Interface flapping: link up/down storms and their blast radius
Interface flapping is when a network interface oscillates rapidly between up and down states. Each transition generates a linkDown/linkUp trap pair, syslog entries, and an STP topology change notification. At low rates this is operational noise. At high rates it becomes a multi-layer failure: the trap receiver overflows, the syslog pipeline saturates, STP reconvergence flushes MAC tables across the VLAN, and the monitoring platform reports misleading availability because the poll interval is slower than the flap cadence.
The core signal is ifOperStatus churn from IF-MIB. A single bad SFP, dirty fiber, duplex mismatch, or failing end-station NIC can produce dozens of transitions per minute. The blast radius extends beyond the physical port: every host in the same broadcast domain experiences transient flooding during STP reconvergence, and the trap and syslog flood can mask other critical events at the same receiver. When the UDP socket buffer overflows, the highest-priority trap (often the root-cause hardware alarm) is statistically the most likely to be dropped.
What this means
IF-MIB defines ifOperStatus at .1.3.6.1.2.1.2.2.1.8 and ifAdminStatus at .1.3.6.1.2.1.2.2.1.7. When ifAdminStatus is up but ifOperStatus oscillates, the cause is physical-layer or link-layer instability, not administrative action.

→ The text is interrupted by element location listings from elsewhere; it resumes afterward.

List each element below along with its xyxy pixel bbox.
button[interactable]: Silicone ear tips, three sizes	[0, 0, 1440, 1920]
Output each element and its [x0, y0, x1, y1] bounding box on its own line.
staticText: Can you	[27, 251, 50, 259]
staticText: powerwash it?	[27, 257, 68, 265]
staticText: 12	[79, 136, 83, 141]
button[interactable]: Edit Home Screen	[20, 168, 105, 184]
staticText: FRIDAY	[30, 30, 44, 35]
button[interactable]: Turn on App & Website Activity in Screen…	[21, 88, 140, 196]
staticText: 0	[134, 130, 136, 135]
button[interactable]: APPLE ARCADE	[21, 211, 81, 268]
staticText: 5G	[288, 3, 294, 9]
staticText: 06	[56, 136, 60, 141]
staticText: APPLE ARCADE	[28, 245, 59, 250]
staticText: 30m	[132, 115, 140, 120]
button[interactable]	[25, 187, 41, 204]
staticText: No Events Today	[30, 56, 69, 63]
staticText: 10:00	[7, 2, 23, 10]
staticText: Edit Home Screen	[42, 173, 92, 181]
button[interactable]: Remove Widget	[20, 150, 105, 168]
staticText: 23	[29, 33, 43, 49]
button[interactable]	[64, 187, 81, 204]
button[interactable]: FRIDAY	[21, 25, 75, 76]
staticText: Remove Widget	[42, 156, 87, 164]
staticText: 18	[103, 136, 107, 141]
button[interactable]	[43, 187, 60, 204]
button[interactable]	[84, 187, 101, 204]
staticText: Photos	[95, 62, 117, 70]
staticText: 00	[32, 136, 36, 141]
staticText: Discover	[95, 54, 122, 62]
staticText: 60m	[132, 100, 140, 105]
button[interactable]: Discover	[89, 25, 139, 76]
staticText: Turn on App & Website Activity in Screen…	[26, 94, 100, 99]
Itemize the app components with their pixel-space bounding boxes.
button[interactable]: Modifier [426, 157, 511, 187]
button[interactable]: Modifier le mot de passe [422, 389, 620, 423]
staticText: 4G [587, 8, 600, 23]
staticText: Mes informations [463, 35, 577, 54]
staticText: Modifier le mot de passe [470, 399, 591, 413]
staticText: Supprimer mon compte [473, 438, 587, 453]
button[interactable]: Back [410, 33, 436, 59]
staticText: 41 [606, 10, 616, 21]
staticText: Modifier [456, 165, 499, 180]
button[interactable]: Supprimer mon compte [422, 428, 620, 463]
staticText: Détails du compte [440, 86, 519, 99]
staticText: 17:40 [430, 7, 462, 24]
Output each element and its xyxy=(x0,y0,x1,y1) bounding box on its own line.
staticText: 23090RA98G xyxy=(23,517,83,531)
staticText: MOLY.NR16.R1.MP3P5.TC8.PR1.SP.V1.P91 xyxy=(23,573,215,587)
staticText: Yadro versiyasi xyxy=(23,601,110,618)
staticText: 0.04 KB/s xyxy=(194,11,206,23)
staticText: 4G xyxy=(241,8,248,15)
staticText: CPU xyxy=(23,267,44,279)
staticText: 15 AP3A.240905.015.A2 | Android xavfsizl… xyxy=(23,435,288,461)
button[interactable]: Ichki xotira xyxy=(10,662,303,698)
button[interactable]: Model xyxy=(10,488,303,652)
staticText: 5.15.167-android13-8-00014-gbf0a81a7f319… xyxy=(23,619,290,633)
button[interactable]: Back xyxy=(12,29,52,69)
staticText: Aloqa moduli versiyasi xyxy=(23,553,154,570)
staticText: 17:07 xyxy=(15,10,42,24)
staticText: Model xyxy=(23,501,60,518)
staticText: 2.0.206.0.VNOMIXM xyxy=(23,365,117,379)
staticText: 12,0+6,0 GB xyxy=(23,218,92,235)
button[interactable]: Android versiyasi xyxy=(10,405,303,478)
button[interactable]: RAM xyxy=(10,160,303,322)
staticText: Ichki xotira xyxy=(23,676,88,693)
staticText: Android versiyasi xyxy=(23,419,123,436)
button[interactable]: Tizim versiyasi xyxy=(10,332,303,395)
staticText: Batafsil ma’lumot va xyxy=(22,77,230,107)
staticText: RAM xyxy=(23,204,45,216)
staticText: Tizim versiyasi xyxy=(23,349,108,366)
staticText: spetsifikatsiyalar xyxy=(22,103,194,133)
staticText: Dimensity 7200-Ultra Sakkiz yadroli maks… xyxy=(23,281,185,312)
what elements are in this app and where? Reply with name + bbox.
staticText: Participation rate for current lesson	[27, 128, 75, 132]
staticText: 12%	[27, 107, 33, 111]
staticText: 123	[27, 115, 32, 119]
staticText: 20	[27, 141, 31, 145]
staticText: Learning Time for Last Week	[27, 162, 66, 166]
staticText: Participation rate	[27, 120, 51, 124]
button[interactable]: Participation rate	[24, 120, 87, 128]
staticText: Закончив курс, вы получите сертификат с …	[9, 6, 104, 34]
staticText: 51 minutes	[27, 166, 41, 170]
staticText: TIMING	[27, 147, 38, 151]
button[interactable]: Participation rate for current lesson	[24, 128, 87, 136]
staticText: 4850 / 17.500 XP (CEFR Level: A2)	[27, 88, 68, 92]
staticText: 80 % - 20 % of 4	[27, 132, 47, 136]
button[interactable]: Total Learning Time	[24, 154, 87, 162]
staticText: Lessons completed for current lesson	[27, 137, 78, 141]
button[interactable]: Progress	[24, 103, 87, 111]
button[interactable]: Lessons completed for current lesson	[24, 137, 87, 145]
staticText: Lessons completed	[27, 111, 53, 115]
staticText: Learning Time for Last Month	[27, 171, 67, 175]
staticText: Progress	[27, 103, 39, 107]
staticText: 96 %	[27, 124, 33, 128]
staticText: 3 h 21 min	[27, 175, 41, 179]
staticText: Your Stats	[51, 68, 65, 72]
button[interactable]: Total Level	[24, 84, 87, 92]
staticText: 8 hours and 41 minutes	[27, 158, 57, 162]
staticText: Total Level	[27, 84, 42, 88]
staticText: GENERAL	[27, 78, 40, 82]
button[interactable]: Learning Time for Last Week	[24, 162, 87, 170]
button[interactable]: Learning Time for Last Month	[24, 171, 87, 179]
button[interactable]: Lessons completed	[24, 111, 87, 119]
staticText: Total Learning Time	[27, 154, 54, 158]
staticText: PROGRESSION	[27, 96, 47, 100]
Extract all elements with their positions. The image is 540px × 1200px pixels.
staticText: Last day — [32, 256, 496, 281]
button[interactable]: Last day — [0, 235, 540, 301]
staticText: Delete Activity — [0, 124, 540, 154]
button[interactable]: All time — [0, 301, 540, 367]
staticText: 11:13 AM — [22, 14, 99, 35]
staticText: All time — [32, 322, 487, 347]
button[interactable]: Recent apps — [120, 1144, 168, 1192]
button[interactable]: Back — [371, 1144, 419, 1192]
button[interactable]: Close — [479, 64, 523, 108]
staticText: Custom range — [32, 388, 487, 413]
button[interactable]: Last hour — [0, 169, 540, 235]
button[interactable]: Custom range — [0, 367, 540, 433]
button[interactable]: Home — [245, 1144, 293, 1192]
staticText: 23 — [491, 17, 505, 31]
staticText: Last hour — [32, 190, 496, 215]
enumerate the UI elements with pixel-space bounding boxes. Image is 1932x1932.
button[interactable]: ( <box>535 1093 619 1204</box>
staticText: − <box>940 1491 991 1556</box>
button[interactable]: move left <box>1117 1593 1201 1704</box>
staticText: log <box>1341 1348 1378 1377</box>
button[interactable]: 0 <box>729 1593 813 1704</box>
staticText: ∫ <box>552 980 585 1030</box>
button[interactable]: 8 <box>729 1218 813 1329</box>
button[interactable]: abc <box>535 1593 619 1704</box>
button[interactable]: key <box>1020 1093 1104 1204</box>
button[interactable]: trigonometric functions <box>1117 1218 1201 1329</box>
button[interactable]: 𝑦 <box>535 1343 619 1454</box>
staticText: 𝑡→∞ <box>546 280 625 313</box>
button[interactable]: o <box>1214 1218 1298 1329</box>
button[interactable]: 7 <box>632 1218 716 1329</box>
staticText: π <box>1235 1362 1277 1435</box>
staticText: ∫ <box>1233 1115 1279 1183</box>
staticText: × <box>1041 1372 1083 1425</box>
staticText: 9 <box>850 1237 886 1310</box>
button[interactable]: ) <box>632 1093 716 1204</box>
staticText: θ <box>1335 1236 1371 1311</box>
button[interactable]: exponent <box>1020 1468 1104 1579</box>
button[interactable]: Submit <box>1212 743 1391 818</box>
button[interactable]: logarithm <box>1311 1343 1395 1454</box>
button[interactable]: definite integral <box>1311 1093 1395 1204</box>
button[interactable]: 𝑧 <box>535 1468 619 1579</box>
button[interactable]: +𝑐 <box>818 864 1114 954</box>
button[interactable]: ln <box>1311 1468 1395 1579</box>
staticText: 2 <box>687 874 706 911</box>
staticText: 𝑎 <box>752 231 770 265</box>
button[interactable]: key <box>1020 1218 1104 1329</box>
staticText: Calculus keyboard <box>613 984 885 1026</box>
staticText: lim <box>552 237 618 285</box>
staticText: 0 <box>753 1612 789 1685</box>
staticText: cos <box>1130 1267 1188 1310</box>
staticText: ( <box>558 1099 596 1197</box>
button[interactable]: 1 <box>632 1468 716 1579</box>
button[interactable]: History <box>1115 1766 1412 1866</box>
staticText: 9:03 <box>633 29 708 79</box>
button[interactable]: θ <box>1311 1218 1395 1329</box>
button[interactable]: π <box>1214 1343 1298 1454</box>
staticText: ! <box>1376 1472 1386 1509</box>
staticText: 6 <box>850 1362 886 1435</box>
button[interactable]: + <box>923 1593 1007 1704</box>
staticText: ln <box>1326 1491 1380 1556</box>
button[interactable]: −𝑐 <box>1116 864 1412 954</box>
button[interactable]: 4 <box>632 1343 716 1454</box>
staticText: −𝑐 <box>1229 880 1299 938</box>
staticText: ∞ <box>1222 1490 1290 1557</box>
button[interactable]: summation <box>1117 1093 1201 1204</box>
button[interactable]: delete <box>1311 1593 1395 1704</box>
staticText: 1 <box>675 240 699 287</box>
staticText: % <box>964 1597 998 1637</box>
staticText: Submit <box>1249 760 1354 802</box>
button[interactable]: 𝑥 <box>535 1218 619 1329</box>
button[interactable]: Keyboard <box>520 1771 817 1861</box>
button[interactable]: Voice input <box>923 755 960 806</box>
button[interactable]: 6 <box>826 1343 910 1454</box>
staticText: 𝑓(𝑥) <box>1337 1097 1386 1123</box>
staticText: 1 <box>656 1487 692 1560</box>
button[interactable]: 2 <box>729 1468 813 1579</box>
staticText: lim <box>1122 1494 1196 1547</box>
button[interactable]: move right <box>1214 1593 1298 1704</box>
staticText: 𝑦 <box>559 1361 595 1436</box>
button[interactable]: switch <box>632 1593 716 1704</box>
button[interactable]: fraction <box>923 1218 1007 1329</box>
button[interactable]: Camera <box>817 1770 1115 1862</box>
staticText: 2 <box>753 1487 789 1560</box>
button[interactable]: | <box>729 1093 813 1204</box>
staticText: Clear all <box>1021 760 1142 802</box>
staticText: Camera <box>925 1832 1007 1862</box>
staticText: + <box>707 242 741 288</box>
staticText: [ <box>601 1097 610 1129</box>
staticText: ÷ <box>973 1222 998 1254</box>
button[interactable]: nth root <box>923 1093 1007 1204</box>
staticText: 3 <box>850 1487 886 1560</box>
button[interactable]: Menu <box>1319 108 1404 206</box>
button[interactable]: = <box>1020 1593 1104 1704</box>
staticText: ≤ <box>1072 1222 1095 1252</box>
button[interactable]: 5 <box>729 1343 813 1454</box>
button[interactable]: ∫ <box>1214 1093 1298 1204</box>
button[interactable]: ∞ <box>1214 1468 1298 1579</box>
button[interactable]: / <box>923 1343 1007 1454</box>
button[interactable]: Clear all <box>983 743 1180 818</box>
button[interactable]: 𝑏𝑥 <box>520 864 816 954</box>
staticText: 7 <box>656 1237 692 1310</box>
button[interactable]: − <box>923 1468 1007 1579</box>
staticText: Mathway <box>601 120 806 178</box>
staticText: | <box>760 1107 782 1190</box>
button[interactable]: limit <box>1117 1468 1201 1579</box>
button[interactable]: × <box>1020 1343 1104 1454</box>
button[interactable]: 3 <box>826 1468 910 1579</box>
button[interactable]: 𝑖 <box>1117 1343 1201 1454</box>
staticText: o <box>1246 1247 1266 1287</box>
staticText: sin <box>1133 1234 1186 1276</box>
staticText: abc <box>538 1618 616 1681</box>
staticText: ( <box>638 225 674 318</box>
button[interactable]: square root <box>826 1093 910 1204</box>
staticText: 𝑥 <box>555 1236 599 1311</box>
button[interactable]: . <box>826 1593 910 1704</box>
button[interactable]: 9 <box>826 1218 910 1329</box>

RFC 2863 defines linkDown and linkUp traps that carry three varbinds: ifIndex, ifAdminStatus, and ifOperStatus. Each flap generates one trap pair. On platforms with errdisable detection (Cisco IOS, NX-OS), exceeding the platform-specific flap threshold places the port into errdisabled state, which stops the flapping but also removes the port from service until manual intervention or configured recovery.
flowchart TD
A[Flapping interface] --> B[linkDown/linkUp traps]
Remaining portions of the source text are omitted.